I’ve never blogged before, but since this seems to be the direction the world is moving, I think I need to go along for the ride. Hopefully, I can manage to find meaningful things to say about photography and the work I do!
I’ve always been a bit of a photo-fossil, preferring the “old way” of doing things to the more modern way. I’ve only recently delved into the world of digital photography. While I prefer film and the more traditional forms of photography, it has become cost prohibitive for me to work that way any more. I still love the way photography chemistry smells. I miss fixer stains on my clothes and the vertigo that comes from going in and out of the dark checking on test prints. I still miss the excitement of opening the developing tank and squeegie-ing off the wet film for the first time and the thrill of an image coming to life before my eyes. I miss using my lupe to see the treasures I captured that morning. I miss the ART of photography!
I always feel like I am complaining when it comes to the new wave of photography, but that’s because I can’t stand what has happened in the last decade. I hate that any schmo can buy a digital camera and Photochop and take a few online seminars and call him/herself a “Professional Photographer.” I hate that people can now click away a gig or two or three of garbage and “action” it through photochop until it’s no longer an art, it’s a computer skill. I hate that composition doesn’t mean anything any more because of photochop cropping tools. I hate that today’s “professionals” don’t know what the Zone System is and how they don’t care WHY it’s important.
In 1992, I declared Photocommunications as my major at St Edward’s University, and jumped into the darkroom with both feet. I’d already spent four years behind the lens and in the dark in high school, and was eager to take my photography to an entirely new level. When I graduated from high school, I’d been the photo-editor of my high school publications, and I thought I knew what I wanted to do with my life. I’d modeled throughout high school as well, and fashion photography seemed to be where I wanted to go. But then Sybil Miller introduced me to the beauty of documentary photography, and I was smitten. I loved the art of making something beautiful out of what was already there, not having someone else create something beautiful and taking a picture of it. I interned with a fashion/commercial photographer and hated every single solitary second of it. Though during my internship I had the pleasure of photographing wonderful people like Selena Quintanilla Perez, I quickly realized that it was NOT the direction I wanted to take.
So following my graduation from St Edward’s, I took my BA and went straight into the MFA program at the University of Texas at San Antonio. To say it was a mismatch made in Hell is an under statement. When I took my beautiful collection of documentary prints to the Fine Arts Review Committee and saw their puzzled faces, I knew I was in the wrong place. When the consensus of the Committee was that I should “blow my pictures up really big and paint on them,” I decided to quit and pursue other avenues. With all my darkroom gadgets packed neatly into storage boxes, I entered the Communications program at St Mary’s University and began to write. I still photographed a little, and I even did my 50% Master’s thesis in photographs, but photography was on the back burner and my backup camera was in mothballs.

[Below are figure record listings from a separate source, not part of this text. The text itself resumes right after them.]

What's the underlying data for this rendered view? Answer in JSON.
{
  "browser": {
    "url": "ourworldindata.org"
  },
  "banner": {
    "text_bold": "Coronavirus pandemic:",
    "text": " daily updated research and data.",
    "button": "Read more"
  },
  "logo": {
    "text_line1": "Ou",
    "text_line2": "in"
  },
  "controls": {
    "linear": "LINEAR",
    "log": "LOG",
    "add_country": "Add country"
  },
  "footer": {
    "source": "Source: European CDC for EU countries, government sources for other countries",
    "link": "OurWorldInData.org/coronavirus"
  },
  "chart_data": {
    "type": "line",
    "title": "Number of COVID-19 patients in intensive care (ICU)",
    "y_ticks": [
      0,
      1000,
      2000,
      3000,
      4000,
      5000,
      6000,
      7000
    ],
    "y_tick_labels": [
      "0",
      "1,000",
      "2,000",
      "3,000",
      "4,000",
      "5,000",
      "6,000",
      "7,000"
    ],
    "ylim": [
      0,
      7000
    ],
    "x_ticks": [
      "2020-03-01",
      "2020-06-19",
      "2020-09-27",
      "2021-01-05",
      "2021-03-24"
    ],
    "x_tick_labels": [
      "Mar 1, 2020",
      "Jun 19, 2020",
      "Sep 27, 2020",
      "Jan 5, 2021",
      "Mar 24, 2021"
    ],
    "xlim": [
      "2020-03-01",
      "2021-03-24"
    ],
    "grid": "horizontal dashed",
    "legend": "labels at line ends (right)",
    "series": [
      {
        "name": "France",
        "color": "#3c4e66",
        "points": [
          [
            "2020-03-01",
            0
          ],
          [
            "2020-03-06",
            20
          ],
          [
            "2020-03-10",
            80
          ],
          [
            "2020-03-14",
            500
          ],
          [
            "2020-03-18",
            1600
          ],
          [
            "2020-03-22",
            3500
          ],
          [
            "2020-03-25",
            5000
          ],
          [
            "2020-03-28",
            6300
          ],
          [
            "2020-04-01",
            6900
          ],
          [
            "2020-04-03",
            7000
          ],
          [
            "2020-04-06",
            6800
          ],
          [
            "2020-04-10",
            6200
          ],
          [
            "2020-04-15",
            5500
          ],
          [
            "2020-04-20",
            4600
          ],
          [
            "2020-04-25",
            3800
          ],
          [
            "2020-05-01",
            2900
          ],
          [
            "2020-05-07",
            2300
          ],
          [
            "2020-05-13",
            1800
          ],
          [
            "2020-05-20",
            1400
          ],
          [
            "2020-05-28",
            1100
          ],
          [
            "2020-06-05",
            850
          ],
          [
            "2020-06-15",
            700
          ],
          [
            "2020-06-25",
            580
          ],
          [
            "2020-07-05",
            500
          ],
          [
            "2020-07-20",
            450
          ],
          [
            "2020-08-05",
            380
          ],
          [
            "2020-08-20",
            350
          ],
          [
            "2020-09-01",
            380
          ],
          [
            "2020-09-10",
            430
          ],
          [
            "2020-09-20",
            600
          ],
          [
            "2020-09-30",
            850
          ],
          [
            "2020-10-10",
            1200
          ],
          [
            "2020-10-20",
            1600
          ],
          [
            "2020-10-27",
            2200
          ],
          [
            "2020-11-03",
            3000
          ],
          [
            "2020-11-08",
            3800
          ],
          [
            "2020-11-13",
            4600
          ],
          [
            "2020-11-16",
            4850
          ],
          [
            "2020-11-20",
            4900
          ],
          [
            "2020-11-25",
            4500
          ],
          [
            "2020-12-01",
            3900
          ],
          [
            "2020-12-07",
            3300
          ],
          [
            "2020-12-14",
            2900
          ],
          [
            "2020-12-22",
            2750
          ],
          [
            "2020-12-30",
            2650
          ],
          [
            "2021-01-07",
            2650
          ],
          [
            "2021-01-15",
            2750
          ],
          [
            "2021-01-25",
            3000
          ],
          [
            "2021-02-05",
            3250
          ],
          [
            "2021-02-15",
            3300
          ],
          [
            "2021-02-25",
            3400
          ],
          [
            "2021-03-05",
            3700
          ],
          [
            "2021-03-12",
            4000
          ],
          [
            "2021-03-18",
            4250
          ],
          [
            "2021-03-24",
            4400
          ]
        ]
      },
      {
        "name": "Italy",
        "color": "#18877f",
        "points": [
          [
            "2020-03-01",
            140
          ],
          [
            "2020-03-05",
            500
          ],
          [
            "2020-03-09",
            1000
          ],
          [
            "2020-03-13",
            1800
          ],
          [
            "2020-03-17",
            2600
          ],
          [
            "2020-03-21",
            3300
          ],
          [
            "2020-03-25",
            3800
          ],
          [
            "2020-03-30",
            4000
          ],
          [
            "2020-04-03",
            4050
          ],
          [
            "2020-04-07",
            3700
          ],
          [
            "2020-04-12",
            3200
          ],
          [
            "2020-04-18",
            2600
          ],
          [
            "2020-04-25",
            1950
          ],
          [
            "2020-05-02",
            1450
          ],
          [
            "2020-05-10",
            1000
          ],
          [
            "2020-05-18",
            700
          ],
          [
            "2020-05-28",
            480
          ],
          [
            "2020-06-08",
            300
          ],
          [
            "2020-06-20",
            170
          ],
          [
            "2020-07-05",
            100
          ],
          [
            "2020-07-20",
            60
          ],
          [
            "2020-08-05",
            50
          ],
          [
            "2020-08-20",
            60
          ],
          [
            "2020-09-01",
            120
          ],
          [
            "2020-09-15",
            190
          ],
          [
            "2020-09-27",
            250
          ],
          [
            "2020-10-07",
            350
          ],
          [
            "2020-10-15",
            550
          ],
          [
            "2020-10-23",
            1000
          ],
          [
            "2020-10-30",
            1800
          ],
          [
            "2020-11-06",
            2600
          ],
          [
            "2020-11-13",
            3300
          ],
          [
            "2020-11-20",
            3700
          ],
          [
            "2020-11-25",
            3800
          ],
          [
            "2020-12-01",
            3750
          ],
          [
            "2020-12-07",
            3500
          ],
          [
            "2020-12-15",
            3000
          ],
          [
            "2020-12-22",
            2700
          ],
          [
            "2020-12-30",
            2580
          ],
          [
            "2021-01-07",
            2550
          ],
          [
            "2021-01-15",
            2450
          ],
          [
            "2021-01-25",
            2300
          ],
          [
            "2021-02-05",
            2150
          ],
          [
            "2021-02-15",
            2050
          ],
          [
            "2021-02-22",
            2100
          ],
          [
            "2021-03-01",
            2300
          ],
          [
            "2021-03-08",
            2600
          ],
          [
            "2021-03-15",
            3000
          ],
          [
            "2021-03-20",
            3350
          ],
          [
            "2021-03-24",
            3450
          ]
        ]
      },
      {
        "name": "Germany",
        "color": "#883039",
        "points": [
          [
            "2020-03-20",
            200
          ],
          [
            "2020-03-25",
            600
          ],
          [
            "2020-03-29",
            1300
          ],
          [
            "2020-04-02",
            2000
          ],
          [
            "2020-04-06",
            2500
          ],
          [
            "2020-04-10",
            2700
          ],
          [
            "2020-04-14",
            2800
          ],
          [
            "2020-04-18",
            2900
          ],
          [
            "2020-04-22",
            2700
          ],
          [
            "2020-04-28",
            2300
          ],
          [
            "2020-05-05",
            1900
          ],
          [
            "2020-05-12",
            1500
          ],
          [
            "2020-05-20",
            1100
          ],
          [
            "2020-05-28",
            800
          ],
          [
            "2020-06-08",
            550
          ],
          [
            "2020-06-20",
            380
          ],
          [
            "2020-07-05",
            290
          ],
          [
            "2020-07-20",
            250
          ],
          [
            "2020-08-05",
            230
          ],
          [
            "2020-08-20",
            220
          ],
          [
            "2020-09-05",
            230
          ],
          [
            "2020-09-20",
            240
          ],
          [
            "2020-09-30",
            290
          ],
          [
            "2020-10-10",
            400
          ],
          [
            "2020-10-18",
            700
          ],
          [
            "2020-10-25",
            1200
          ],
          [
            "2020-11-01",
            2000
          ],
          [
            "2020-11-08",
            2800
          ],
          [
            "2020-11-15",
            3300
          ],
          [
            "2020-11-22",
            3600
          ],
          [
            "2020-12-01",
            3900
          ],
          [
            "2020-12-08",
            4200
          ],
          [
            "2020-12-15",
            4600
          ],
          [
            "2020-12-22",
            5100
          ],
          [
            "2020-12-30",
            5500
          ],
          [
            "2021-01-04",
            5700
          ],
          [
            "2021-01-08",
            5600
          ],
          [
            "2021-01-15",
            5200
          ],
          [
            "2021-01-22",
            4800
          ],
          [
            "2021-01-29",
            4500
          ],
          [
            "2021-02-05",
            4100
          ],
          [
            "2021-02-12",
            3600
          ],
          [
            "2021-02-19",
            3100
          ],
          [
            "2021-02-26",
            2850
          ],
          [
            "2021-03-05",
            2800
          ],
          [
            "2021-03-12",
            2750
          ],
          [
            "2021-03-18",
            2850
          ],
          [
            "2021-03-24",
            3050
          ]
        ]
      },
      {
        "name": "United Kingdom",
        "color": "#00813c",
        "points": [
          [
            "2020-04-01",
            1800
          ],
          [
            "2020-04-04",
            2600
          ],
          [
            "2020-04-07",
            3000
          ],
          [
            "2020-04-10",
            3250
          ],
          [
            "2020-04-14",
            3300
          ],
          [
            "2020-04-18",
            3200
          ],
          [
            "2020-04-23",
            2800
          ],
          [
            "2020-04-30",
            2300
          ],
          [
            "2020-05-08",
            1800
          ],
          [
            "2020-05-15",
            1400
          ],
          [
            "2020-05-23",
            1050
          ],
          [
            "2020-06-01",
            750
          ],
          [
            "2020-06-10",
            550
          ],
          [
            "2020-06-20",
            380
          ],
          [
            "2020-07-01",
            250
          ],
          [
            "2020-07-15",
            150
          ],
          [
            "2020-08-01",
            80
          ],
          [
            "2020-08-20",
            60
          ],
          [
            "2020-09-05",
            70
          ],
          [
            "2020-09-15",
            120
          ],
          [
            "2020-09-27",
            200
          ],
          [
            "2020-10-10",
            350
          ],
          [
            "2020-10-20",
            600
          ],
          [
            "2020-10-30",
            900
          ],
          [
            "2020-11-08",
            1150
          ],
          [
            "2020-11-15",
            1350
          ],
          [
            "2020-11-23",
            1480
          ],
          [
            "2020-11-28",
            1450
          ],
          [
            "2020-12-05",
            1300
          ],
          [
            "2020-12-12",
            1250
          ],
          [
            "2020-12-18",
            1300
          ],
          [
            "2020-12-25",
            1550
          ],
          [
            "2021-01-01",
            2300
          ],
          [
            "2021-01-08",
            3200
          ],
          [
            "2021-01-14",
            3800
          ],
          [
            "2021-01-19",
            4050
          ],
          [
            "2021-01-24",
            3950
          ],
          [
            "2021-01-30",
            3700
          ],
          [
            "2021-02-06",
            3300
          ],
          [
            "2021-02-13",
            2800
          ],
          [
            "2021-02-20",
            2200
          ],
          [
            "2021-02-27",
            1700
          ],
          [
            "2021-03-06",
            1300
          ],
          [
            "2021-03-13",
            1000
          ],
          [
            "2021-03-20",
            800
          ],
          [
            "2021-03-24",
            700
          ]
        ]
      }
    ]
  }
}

One road led to another, to another, and then another. And eventually, I realized that I hadn’t taken a picture in years. The roll of film in my camera contained images taken so long before that I couldn’t remember what I’d shot. I’d worked in Broadway PR, corporate communications, advertising, built stained glass windows, and decorated my new house, but I hadn’t stepped into a darkroom in years. Meanwhile, the photography digital revolution was gaining steam, and I was oblivious. I even paid my wedding photographer extra to shoot film.
And then I got pregnant. And everything changed. EVERYTHING. I no longer had time to spend in the darkroom. And I no longer had to money to spend on developing roll after roll after roll of pictures. So I bought my first digital camera and I started learning all over again. Eventually I opened Forever Young Images in Pinellas County, FL and began shooting again. I shot families and children and rediscovered my first love. I found that I could take my documentary photography background and apply it to family photography. I documented my daughter’s first months (and later both of my sons’) with a passion, and remembered all the things I’d originally loved about finding the beauty in what was right in front of me.
Since then, I’ve learned a lot. Meaning, I’ve spent a lot of time in front of my computer learning “photography” all over again. I’ve learned that Photochop is a necessary evil, and that there is now a big difference between amateur cameras and professional cameras. I still don’t like all the digital manipulation I see out there. I don’t like 99% of the black and while images I see and I think there is not enough room on this planet for selective color photography. Ever. I have found my place in Photochop though. I’ve found that you can use it to enhance images, not create them. That you can make them better and that you can make them worse. That you can use Photochop for good sometimes, not always evil. And I learned that I can love photography again.
Join me as I journey through the digital world. Sometimes I make mistakes, sometimes I have silent victories. But be forewarned. I never ADMIT to using Photochop. As far as you know, everything I shoot is SOOC. As far as you know, I do not know what actions are, what workflow is or how to make things look all fancified. It’s magic. And it’s art. And it’s my first love, and I can’t wait to share it with the world.